After upgrading from Red Hat Ceph Storage 1.2 to 1.3, some of the OSD daemons did not obtain PID files properly. As a consequence, such OSDs could not be restarted or stopped by using SysVinit commands and therefore could not be upgraded to the newer version. This update ensures that OSDs obtain PID files properly during an upgrade. As a result, OSDs are upgraded to newer versions as expected. (BZ#1299409)

The default value of "osd_scrub_thread_suicide_timeout" is now 300

The osd_scrub_thread_suicide_timeout configuration option ensures that poorly behaving OSD nodes self-terminate instead of running in degraded states and slowing traffic. Previously, the default value of osd_scrub_thread_suicide_timeout was set to 60 seconds. This value was not sufficient when scanning data for objects on extremely large buckets. This update increases the default value of osd_scrub_thread_suicide_timeout 300. (BZ#1300539)
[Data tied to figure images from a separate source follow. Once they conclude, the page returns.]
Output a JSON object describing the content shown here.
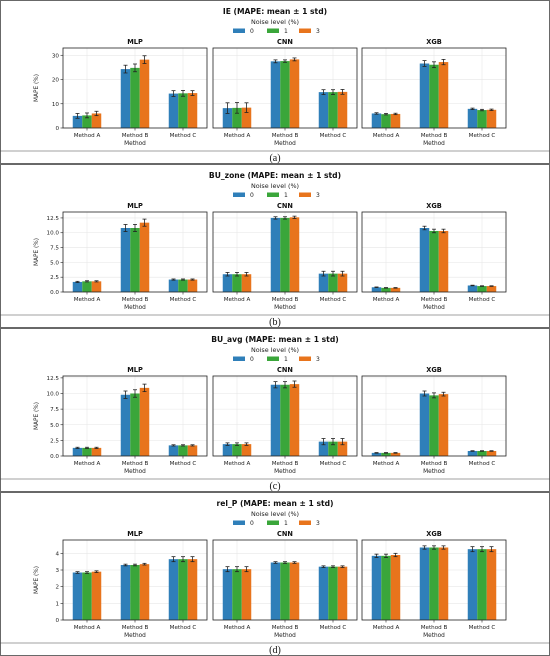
{
  "colors": {
    "0": "#2f7fb9",
    "1": "#3aa63a",
    "3": "#e8741c",
    "grid": "#e6e6e6",
    "frame": "#222222",
    "error": "#222222"
  },
  "legend": {
    "title": "Noise level (%)",
    "items": [
      "0",
      "1",
      "3"
    ]
  },
  "chart_data": [
    {
      "type": "bar",
      "panel_label": "(a)",
      "title": "IE (MAPE: mean ± 1 std)",
      "ylabel": "MAPE (%)",
      "xlabel": "Method",
      "categories": [
        "Method A",
        "Method B",
        "Method C"
      ],
      "subplots": [
        {
          "title": "MLP",
          "ylim": [
            0,
            33
          ],
          "yticks": [
            "0",
            "10",
            "20",
            "30"
          ],
          "ytick_values": [
            0,
            10,
            20,
            30
          ],
          "series": [
            {
              "name": "0",
              "values": [
                5.0,
                24.3,
                14.2
              ],
              "err": [
                1.0,
                1.6,
                1.2
              ]
            },
            {
              "name": "1",
              "values": [
                5.2,
                24.8,
                14.3
              ],
              "err": [
                1.0,
                1.6,
                1.2
              ]
            },
            {
              "name": "3",
              "values": [
                6.0,
                28.2,
                14.4
              ],
              "err": [
                0.9,
                1.6,
                1.0
              ]
            }
          ]
        },
        {
          "title": "CNN",
          "ylim": [
            0,
            33
          ],
          "yticks": [],
          "ytick_values": [
            0,
            10,
            20,
            30
          ],
          "series": [
            {
              "name": "0",
              "values": [
                8.2,
                27.5,
                14.8
              ],
              "err": [
                2.2,
                0.6,
                1.0
              ]
            },
            {
              "name": "1",
              "values": [
                8.3,
                27.6,
                14.8
              ],
              "err": [
                2.2,
                0.5,
                1.0
              ]
            },
            {
              "name": "3",
              "values": [
                8.4,
                28.3,
                14.9
              ],
              "err": [
                2.0,
                0.6,
                1.0
              ]
            }
          ]
        },
        {
          "title": "XGB",
          "ylim": [
            0,
            33
          ],
          "yticks": [],
          "ytick_values": [
            0,
            10,
            20,
            30
          ],
          "series": [
            {
              "name": "0",
              "values": [
                6.0,
                26.6,
                7.9
              ],
              "err": [
                0.3,
                1.2,
                0.3
              ]
            },
            {
              "name": "1",
              "values": [
                5.7,
                26.1,
                7.4
              ],
              "err": [
                0.3,
                1.2,
                0.3
              ]
            },
            {
              "name": "3",
              "values": [
                5.8,
                27.2,
                7.5
              ],
              "err": [
                0.3,
                1.1,
                0.3
              ]
            }
          ]
        }
      ]
    },
    {
      "type": "bar",
      "panel_label": "(b)",
      "title": "BU_zone (MAPE: mean ± 1 std)",
      "ylabel": "MAPE (%)",
      "xlabel": "Method",
      "categories": [
        "Method A",
        "Method B",
        "Method C"
      ],
      "subplots": [
        {
          "title": "MLP",
          "ylim": [
            0,
            13.5
          ],
          "yticks": [
            "0.0",
            "2.5",
            "5.0",
            "7.5",
            "10.0",
            "12.5"
          ],
          "ytick_values": [
            0,
            2.5,
            5,
            7.5,
            10,
            12.5
          ],
          "series": [
            {
              "name": "0",
              "values": [
                1.7,
                10.8,
                2.1
              ],
              "err": [
                0.1,
                0.6,
                0.1
              ]
            },
            {
              "name": "1",
              "values": [
                1.8,
                10.8,
                2.1
              ],
              "err": [
                0.1,
                0.6,
                0.1
              ]
            },
            {
              "name": "3",
              "values": [
                1.8,
                11.7,
                2.1
              ],
              "err": [
                0.1,
                0.6,
                0.1
              ]
            }
          ]
        },
        {
          "title": "CNN",
          "ylim": [
            0,
            13.5
          ],
          "yticks": [],
          "ytick_values": [
            0,
            2.5,
            5,
            7.5,
            10,
            12.5
          ],
          "series": [
            {
              "name": "0",
              "values": [
                3.0,
                12.5,
                3.1
              ],
              "err": [
                0.3,
                0.2,
                0.4
              ]
            },
            {
              "name": "1",
              "values": [
                3.0,
                12.5,
                3.1
              ],
              "err": [
                0.3,
                0.2,
                0.4
              ]
            },
            {
              "name": "3",
              "values": [
                3.0,
                12.6,
                3.1
              ],
              "err": [
                0.3,
                0.2,
                0.4
              ]
            }
          ]
        },
        {
          "title": "XGB",
          "ylim": [
            0,
            13.5
          ],
          "yticks": [],
          "ytick_values": [
            0,
            2.5,
            5,
            7.5,
            10,
            12.5
          ],
          "series": [
            {
              "name": "0",
              "values": [
                0.8,
                10.8,
                1.1
              ],
              "err": [
                0.05,
                0.3,
                0.05
              ]
            },
            {
              "name": "1",
              "values": [
                0.7,
                10.3,
                1.0
              ],
              "err": [
                0.05,
                0.3,
                0.05
              ]
            },
            {
              "name": "3",
              "values": [
                0.7,
                10.3,
                1.0
              ],
              "err": [
                0.05,
                0.3,
                0.05
              ]
            }
          ]
        }
      ]
    },
    {
      "type": "bar",
      "panel_label": "(c)",
      "title": "BU_avg (MAPE: mean ± 1 std)",
      "ylabel": "MAPE (%)",
      "xlabel": "Method",
      "categories": [
        "Method A",
        "Method B",
        "Method C"
      ],
      "subplots": [
        {
          "title": "MLP",
          "ylim": [
            0,
            12.8
          ],
          "yticks": [
            "0.0",
            "2.5",
            "5.0",
            "7.5",
            "10.0",
            "12.5"
          ],
          "ytick_values": [
            0,
            2.5,
            5,
            7.5,
            10,
            12.5
          ],
          "series": [
            {
              "name": "0",
              "values": [
                1.3,
                9.8,
                1.7
              ],
              "err": [
                0.1,
                0.6,
                0.1
              ]
            },
            {
              "name": "1",
              "values": [
                1.3,
                10.0,
                1.7
              ],
              "err": [
                0.1,
                0.6,
                0.1
              ]
            },
            {
              "name": "3",
              "values": [
                1.3,
                10.9,
                1.7
              ],
              "err": [
                0.1,
                0.6,
                0.1
              ]
            }
          ]
        },
        {
          "title": "CNN",
          "ylim": [
            0,
            12.8
          ],
          "yticks": [],
          "ytick_values": [
            0,
            2.5,
            5,
            7.5,
            10,
            12.5
          ],
          "series": [
            {
              "name": "0",
              "values": [
                1.9,
                11.4,
                2.3
              ],
              "err": [
                0.2,
                0.5,
                0.5
              ]
            },
            {
              "name": "1",
              "values": [
                1.9,
                11.4,
                2.3
              ],
              "err": [
                0.2,
                0.5,
                0.5
              ]
            },
            {
              "name": "3",
              "values": [
                1.9,
                11.5,
                2.3
              ],
              "err": [
                0.2,
                0.5,
                0.5
              ]
            }
          ]
        },
        {
          "title": "XGB",
          "ylim": [
            0,
            12.8
          ],
          "yticks": [],
          "ytick_values": [
            0,
            2.5,
            5,
            7.5,
            10,
            12.5
          ],
          "series": [
            {
              "name": "0",
              "values": [
                0.5,
                10.0,
                0.8
              ],
              "err": [
                0.05,
                0.4,
                0.05
              ]
            },
            {
              "name": "1",
              "values": [
                0.5,
                9.7,
                0.8
              ],
              "err": [
                0.05,
                0.4,
                0.05
              ]
            },
            {
              "name": "3",
              "values": [
                0.5,
                9.9,
                0.8
              ],
              "err": [
                0.05,
                0.3,
                0.05
              ]
            }
          ]
        }
      ]
    },
    {
      "type": "bar",
      "panel_label": "(d)",
      "title": "rel_P (MAPE: mean ± 1 std)",
      "ylabel": "MAPE (%)",
      "xlabel": "Method",
      "categories": [
        "Method A",
        "Method B",
        "Method C"
      ],
      "subplots": [
        {
          "title": "MLP",
          "ylim": [
            0,
            4.8
          ],
          "yticks": [
            "0",
            "1",
            "2",
            "3",
            "4"
          ],
          "ytick_values": [
            0,
            1,
            2,
            3,
            4
          ],
          "series": [
            {
              "name": "0",
              "values": [
                2.85,
                3.3,
                3.65
              ],
              "err": [
                0.05,
                0.05,
                0.15
              ]
            },
            {
              "name": "1",
              "values": [
                2.85,
                3.3,
                3.65
              ],
              "err": [
                0.05,
                0.05,
                0.15
              ]
            },
            {
              "name": "3",
              "values": [
                2.9,
                3.35,
                3.65
              ],
              "err": [
                0.05,
                0.05,
                0.15
              ]
            }
          ]
        },
        {
          "title": "CNN",
          "ylim": [
            0,
            4.8
          ],
          "yticks": [],
          "ytick_values": [
            0,
            1,
            2,
            3,
            4
          ],
          "series": [
            {
              "name": "0",
              "values": [
                3.05,
                3.45,
                3.2
              ],
              "err": [
                0.15,
                0.05,
                0.05
              ]
            },
            {
              "name": "1",
              "values": [
                3.05,
                3.45,
                3.2
              ],
              "err": [
                0.15,
                0.05,
                0.05
              ]
            },
            {
              "name": "3",
              "values": [
                3.05,
                3.45,
                3.2
              ],
              "err": [
                0.15,
                0.05,
                0.05
              ]
            }
          ]
        },
        {
          "title": "XGB",
          "ylim": [
            0,
            4.8
          ],
          "yticks": [],
          "ytick_values": [
            0,
            1,
            2,
            3,
            4
          ],
          "series": [
            {
              "name": "0",
              "values": [
                3.85,
                4.35,
                4.25
              ],
              "err": [
                0.1,
                0.1,
                0.15
              ]
            },
            {
              "name": "1",
              "values": [
                3.85,
                4.35,
                4.25
              ],
              "err": [
                0.1,
                0.1,
                0.15
              ]
            },
            {
              "name": "3",
              "values": [
                3.9,
                4.35,
                4.25
              ],
              "err": [
                0.1,
                0.1,
                0.15
              ]
            }
          ]
        }
      ]
    }
  ]
}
PG collection split no longer produces any orphaned files

Due to a bug in the underlying source code, a placement group (PG) collection split could produce orphaned files. Consequently, the PG could be incorrectly marked as inconsistent during scrubbing, or the OSD nodes could terminate unexpectedly. The bug has been fixed, and PG collection split no longer produces any orphaned files. (BZ#1334534)

The bucket owner is now properly changed

Previously, the bucket owner was not properly changed by using the radosgw-admin bucket unlink and radosgw-admin bucket link commands. As a consequence, the new owner was not able to access the bucket. The underlying source code has been modified, and the bucket owner is now properly changed as expected. (BZ#1324497)

The monitor nodes exit gracefully after authenticating with an incorrect keyring

When a new cluster included monitor nodes that were previously a part of an another cluster, the monitor nodes terminated with a segmentation fault when attempting to authenticate with an incorrect keyring. With this update, the monitor nodes exit gracefully instead of crashing in the described scenario. (BZ#1312587)